Conforme a alergista, a despeito de todo o progresso científico, o tratamento da alergia alimentar fundamenta-se na retirada do alimento envolvido no processo alérgico. Por isso, o trabalho de uma equipe multidisciplinar é imprescindível. “O risco nutricional dependerá do alimento excluído e de sua importância na dieta do paciente, cabendo ao nutricionista a elaboração de um plano alimentar saudável, palatável e que resgate no paciente e em seus familiares o prazer da elaboração e do consumo da dieta. Ao médico cabe a elaboração de um plano de tratamento para tratamento de reações indesejáveis e potencialmente fatais em caso de contato acidental e o seguimento clínico, visto que, com o progredir dos anos, a tolerância espontânea pode ser alcançada”, orienta.

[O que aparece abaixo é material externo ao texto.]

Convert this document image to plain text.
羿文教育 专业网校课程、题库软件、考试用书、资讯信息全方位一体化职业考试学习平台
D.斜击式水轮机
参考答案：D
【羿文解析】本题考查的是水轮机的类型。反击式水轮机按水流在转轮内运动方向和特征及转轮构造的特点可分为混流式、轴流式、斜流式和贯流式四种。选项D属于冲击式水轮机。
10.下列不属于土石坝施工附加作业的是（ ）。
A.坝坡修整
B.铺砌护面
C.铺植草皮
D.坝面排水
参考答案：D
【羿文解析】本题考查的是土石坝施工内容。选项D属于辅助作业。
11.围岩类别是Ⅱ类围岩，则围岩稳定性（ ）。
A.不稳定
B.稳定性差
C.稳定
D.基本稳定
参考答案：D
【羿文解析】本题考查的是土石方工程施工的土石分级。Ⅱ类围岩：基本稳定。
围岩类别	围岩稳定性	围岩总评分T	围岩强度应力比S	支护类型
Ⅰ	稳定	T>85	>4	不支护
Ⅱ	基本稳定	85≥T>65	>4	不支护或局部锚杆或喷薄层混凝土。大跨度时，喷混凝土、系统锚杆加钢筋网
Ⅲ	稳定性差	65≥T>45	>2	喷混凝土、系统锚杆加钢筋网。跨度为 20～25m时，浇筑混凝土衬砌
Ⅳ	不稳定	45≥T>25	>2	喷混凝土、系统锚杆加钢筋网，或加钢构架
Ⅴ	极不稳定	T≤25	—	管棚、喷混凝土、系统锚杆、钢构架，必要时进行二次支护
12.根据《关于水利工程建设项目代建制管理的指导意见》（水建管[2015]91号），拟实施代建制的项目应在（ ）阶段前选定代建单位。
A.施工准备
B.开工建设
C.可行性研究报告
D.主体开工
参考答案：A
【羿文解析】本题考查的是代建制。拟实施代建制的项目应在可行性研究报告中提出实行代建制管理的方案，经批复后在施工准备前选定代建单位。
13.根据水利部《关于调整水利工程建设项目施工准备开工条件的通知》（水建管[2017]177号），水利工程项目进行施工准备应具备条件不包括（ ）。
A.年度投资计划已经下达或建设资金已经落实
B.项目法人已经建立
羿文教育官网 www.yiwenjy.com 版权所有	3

E foram esses os passos seguidos por Daiane e Pedro. Na escola, todos seus coleguinhas e professores sabem e respeitam as suas restrições. Quando chega a Páscoa, por exemplo, ele leva um ovo de plástico para as atividades de pintura e nas festas de aniversários dos amigos, a lancheira sai de casa já pronta. “Nem sabia cozinhar direito, mas aprendi a fazer pastel bolha, bolo, rissoles. Tudo sem leite e ovos. Mas isso mudou com o tempo, quando começamos o tratamento com a imunologista e ele foi introduzido, aos poucos, a novos alimentos”, conta a funcionária pública.

Uma nova fase

Conforme Pedro ficou mais velho, ele pôde iniciar a dessensibilização ao leite. Primeiro com o contato na pele, depois tomando poucas gotas até deixar de ser sensível à bebida. Agora, ele ingere leite normalmente. O mesmo aconteceu com o ovo, mas apenas em pequenas quantidades e combinado a outro alimento. “Ele ainda apresenta sensibilidade à clara, principalmente. Quando foi fazer a vacina da febre amarela (que possui grande quantidade de proteínas do ovo), teve uma forte reação. Corremos para o hospital e ele precisou tomar injeção de adrenalina e corticoide para conter a alergia”.

Lembranças dolorosas para Daiane, mas que não parecem incomodar tanto a Pedro. Hoje, com seis anos, o garoto entende bem a sua condição e diz nem ter tanta vontade de experimentar comidas novas. “A mamãe cozinha bem. Gosto de lasanha de frango, brócolis e couve flor”, afirma, sorridente. “Tive que aprender a cozinhar, pois os restaurantes raramente oferecem opções para quem realmente precisa de restrições, por questões de saúde. Ficamos os primeiros três anos de Pedro sem viajar, por medo de dar uma escorregada na alimentação e ele ter algum episódio mais sério”, completa Daiane.

O cuidado passou a fazer parte da rotina da família, que sempre avisa pais e professores das restrições do filho. “Mesmo podendo beber leite agora, ele mesmo me alerta para comprar sem lactose quando tem que levar para dividir o lanche na escola, porque tem uma colega que tem intolerância”, orgulha-se a mãe, ao constatar que a sensibilidade do filho não se restringe apenas aos alimentos.